Ecco tutti i dettagli del blitz.
I provvedimenti cautelari, richiesti dalla Direzione Distrettuale Antimafia di Catania, sono stati in prima battuta rigettati dal giudice per le indagini preliminari del locale Tribunale. La pronuncia è stata appellata dalla Procura Distrettuale dinanzi al Tribunale del Riesame di Catania, che ha emesso ordinanze applicative delle misure di custodia cautelare in carcere nei confronti di undici indagati e di arresti domiciliari nei confronti di altri tre. Le misure sono state eseguite a seguito delle pronunce della Corte di Cassazione che ha respinto i relativi ricorsi nel frattempo proposti.

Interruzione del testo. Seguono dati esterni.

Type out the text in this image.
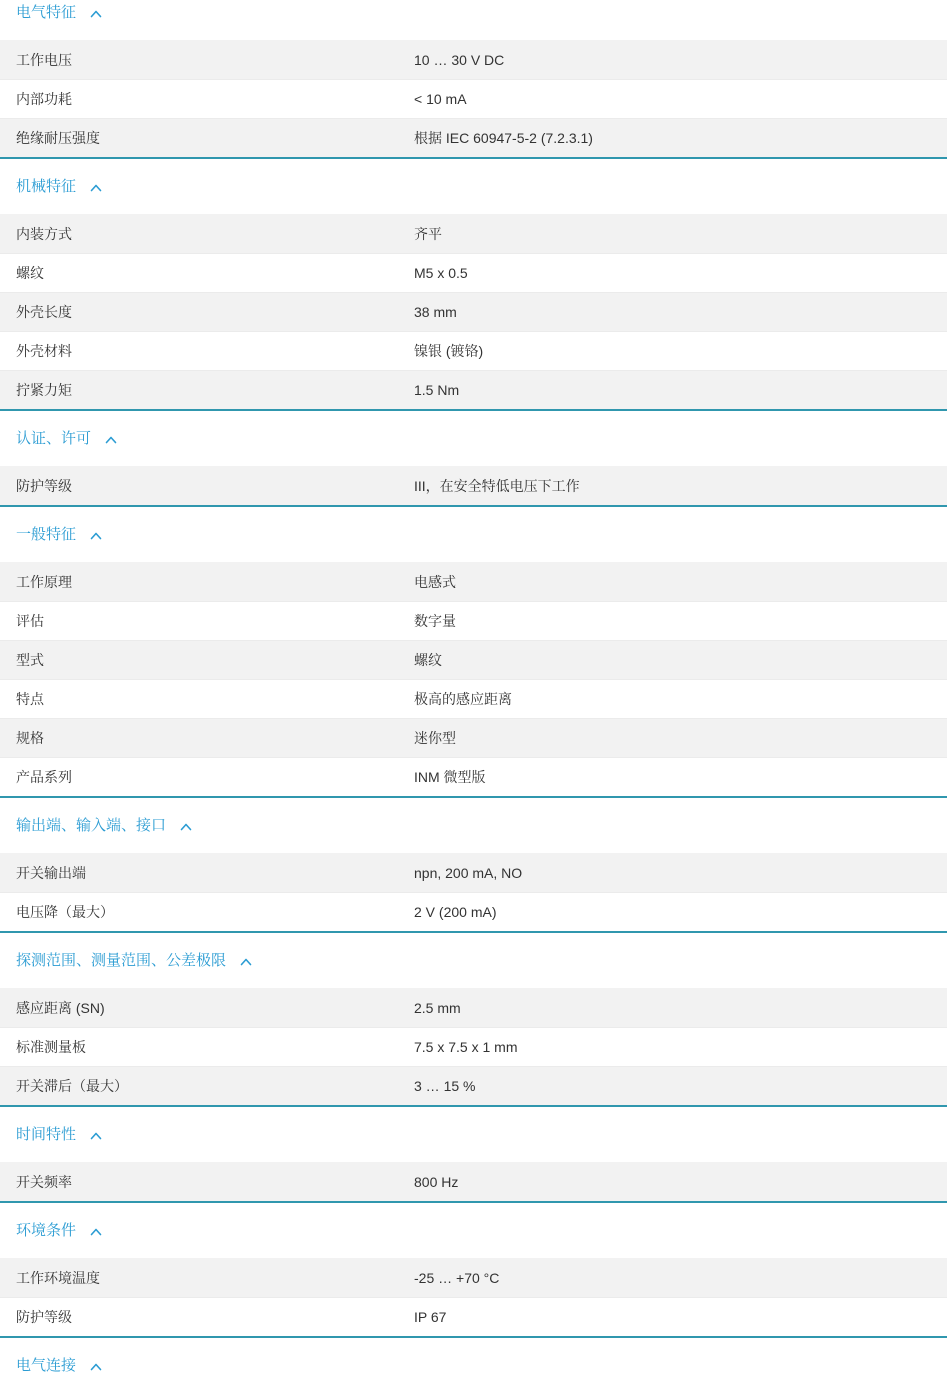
电气特征
工作电压	10 … 30 V DC
内部功耗	< 10 mA
绝缘耐压强度	根据 IEC 60947-5-2 (7.2.3.1)
机械特征
内装方式	齐平
螺纹	M5 x 0.5
外壳长度	38 mm
外壳材料	镍银 (镀铬)
拧紧力矩	1.5 Nm
认证、许可
防护等级	III，在安全特低电压下工作
一般特征
工作原理	电感式
评估	数字量
型式	螺纹
特点	极高的感应距离
规格	迷你型
产品系列	INM 微型版
输出端、输入端、接口
开关输出端	npn, 200 mA, NO
电压降（最大）	2 V (200 mA)
探测范围、测量范围、公差极限
感应距离 (SN)	2.5 mm
标准测量板	7.5 x 7.5 x 1 mm
开关滞后（最大）	3 … 15 %
时间特性
开关频率	800 Hz
环境条件
工作环境温度	-25 … +70 °C
防护等级	IP 67
电气连接
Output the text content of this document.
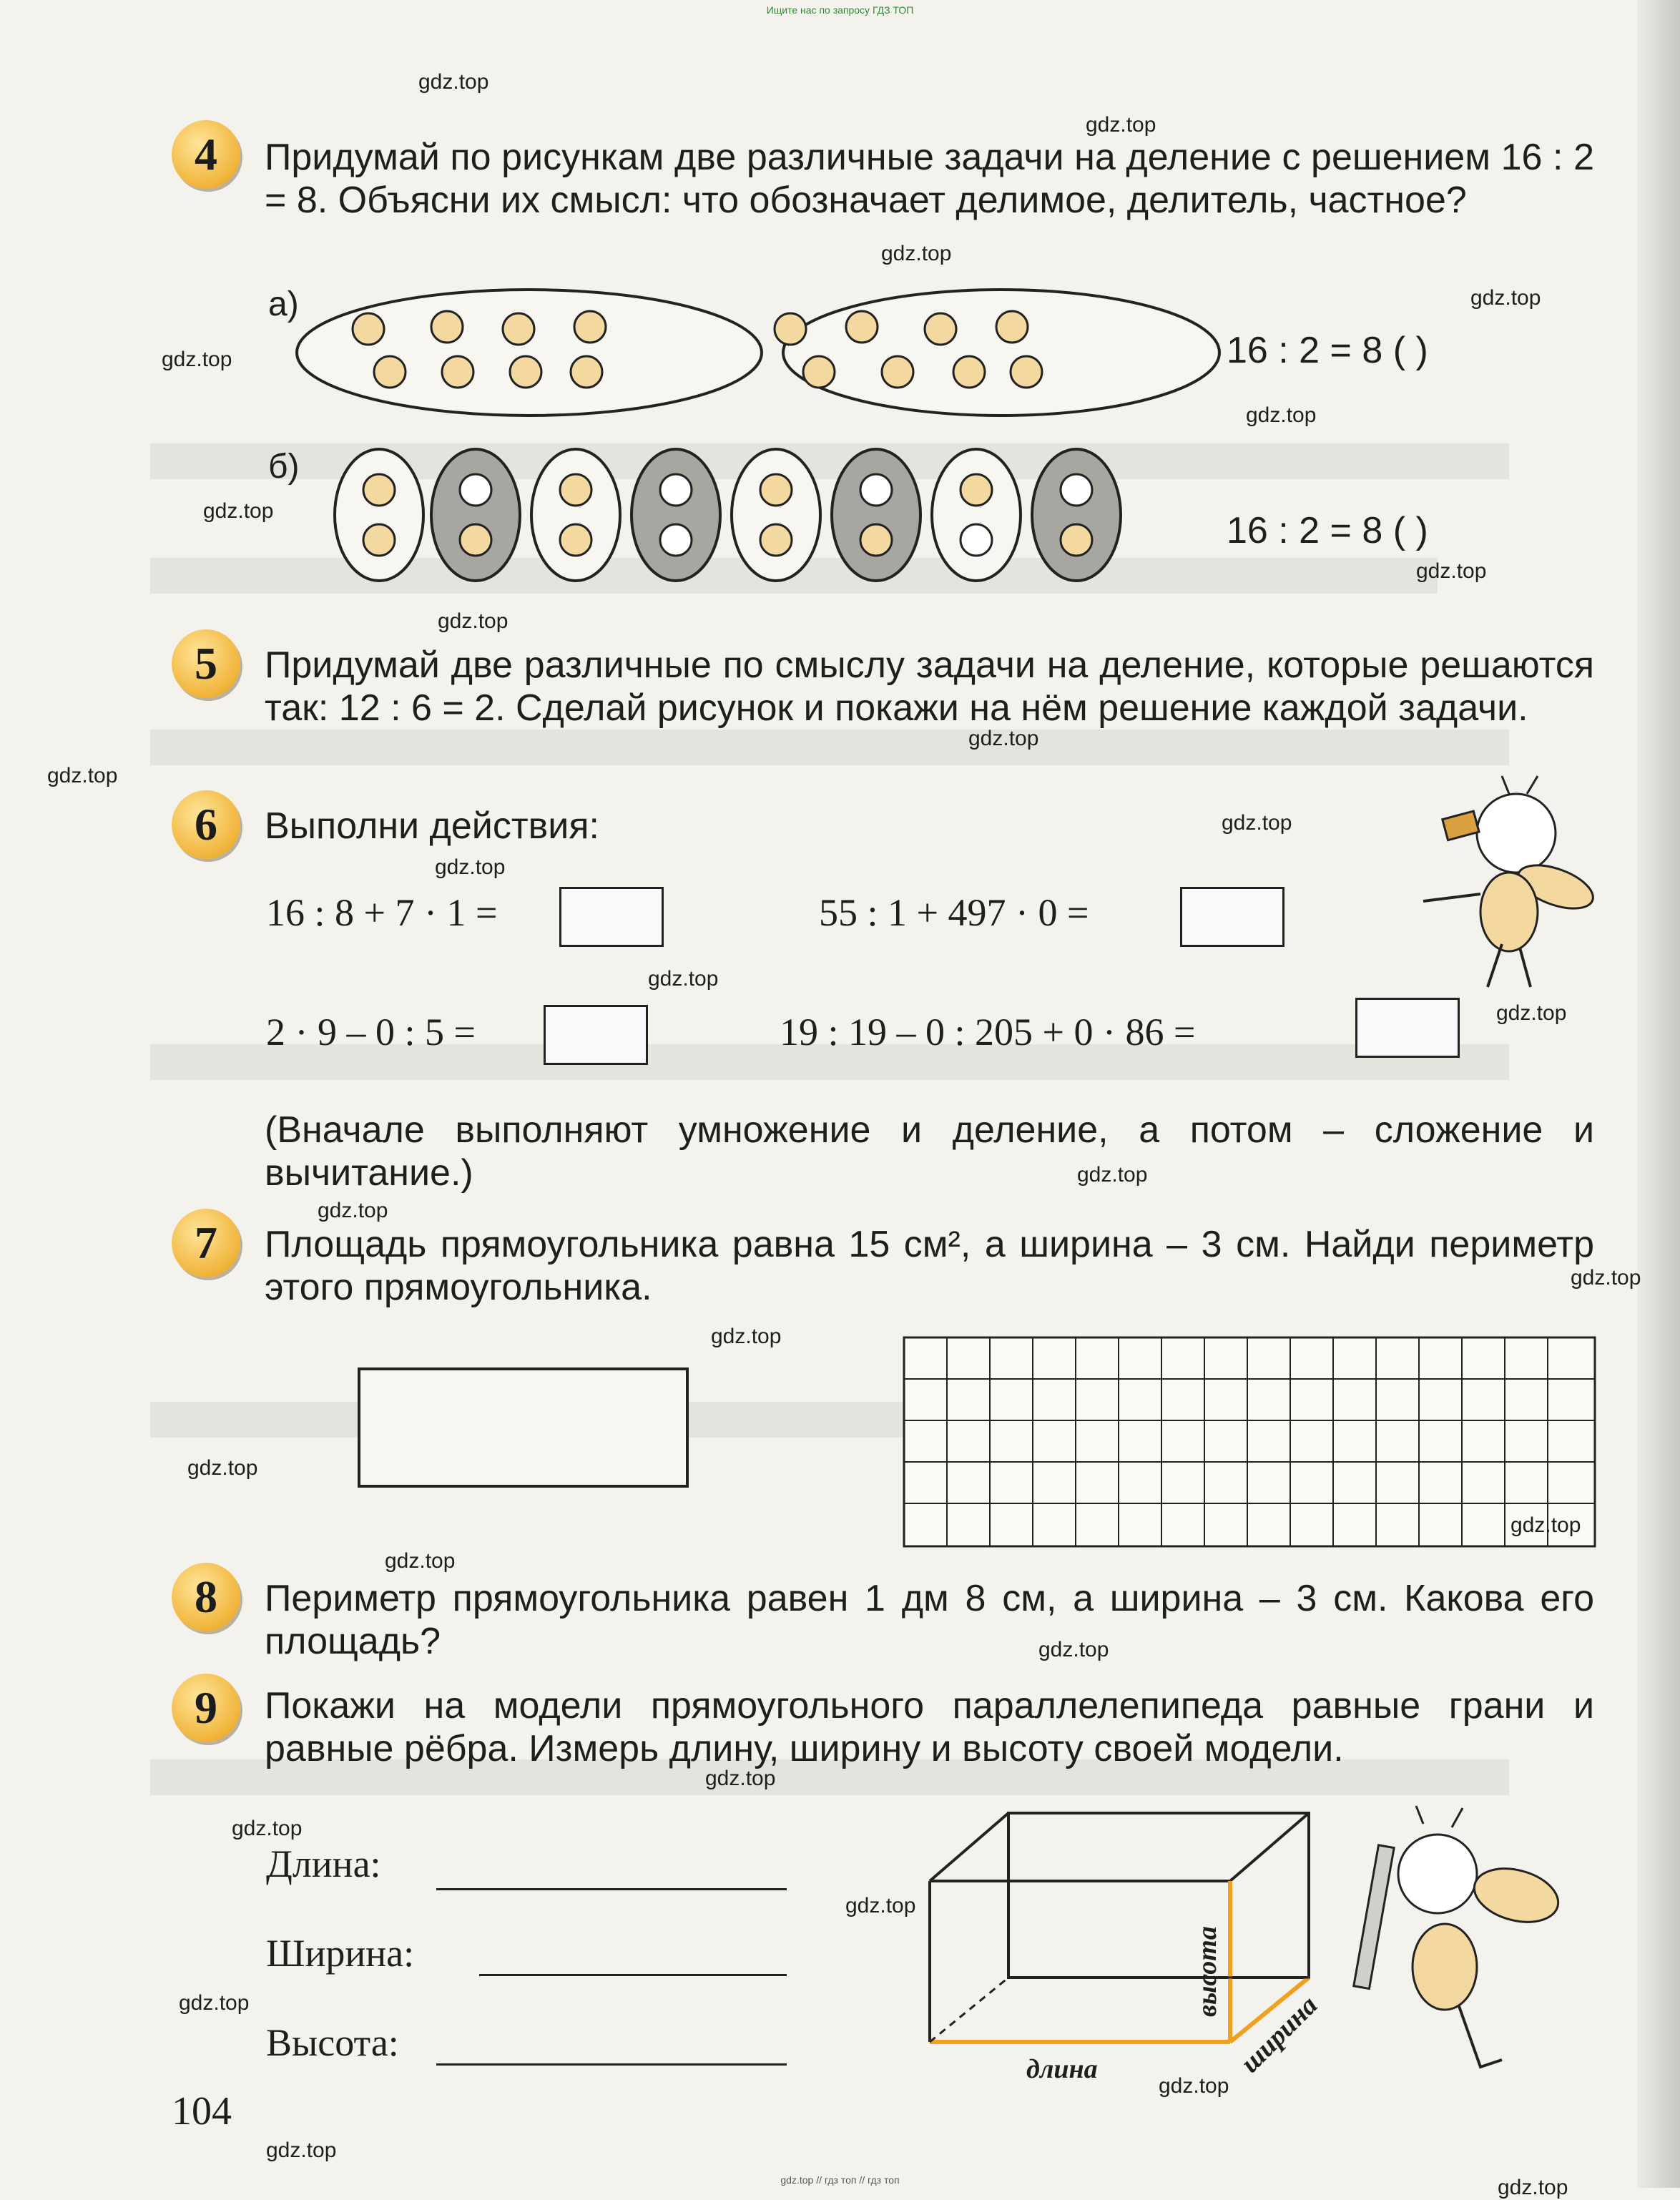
Ищите нас по запросу ГДЗ ТОП
4	Придумай по рисункам две различные задачи на деление с решением 16 : 2 = 8. Объясни их смысл: что обозначает делимое, делитель, частное?
а)
16 : 2 = 8 ( )
б)
16 : 2 = 8 ( )
5	Придумай две различные по смыслу задачи на деление, которые решаются так: 12 : 6 = 2. Сделай рисунок и покажи на нём решение каждой задачи.
6	Выполни действия:
16 : 8 + 7 · 1 =	55 : 1 + 497 · 0 =
2 · 9 – 0 : 5 =	19 : 19 – 0 : 205 + 0 · 86 =
(Вначале выполняют умножение и деление, а потом – сложение и вычитание.)
7	Площадь прямоугольника равна 15 см², а ширина – 3 см. Найди периметр этого прямоугольника.
8	Периметр прямоугольника равен 1 дм 8 см, а ширина – 3 см. Какова его площадь?
9	Покажи на модели прямоугольного параллелепипеда равные грани и равные рёбра. Измерь длину, ширину и высоту своей модели.
Длина:
Ширина:
Высота:
длина
высота
ширина
104
gdz.top
gdz.top
gdz.top
gdz.top
gdz.top
gdz.top
gdz.top
gdz.top
gdz.top
gdz.top
gdz.top
gdz.top
gdz.top
gdz.top
gdz.top
gdz.top
gdz.top
gdz.top
gdz.top
gdz.top
gdz.top
gdz.top
gdz.top
gdz.top
gdz.top
gdz.top
gdz.top
gdz.top
gdz.top
gdz.top
gdz.top // гдз топ // гдз топ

L’operazione Villascabrosa avrebbe consentito, ferma restando la presunzione d’innocenza fino a sentenza definitiva di condanna, di disarticolare un sodalizio criminale che avrebbe gestito una “piazza di spaccio” di droga (cocaina e marijuana) nel quartiere San Cristoforo di Catania, precisamente tra le vie Villascabrosa e via Officina, e che avrebbe costituito un’importante fonte di reddito per una rete criminale radicata nel territorio, contribuendo al degrado sociale e urbano dell’area.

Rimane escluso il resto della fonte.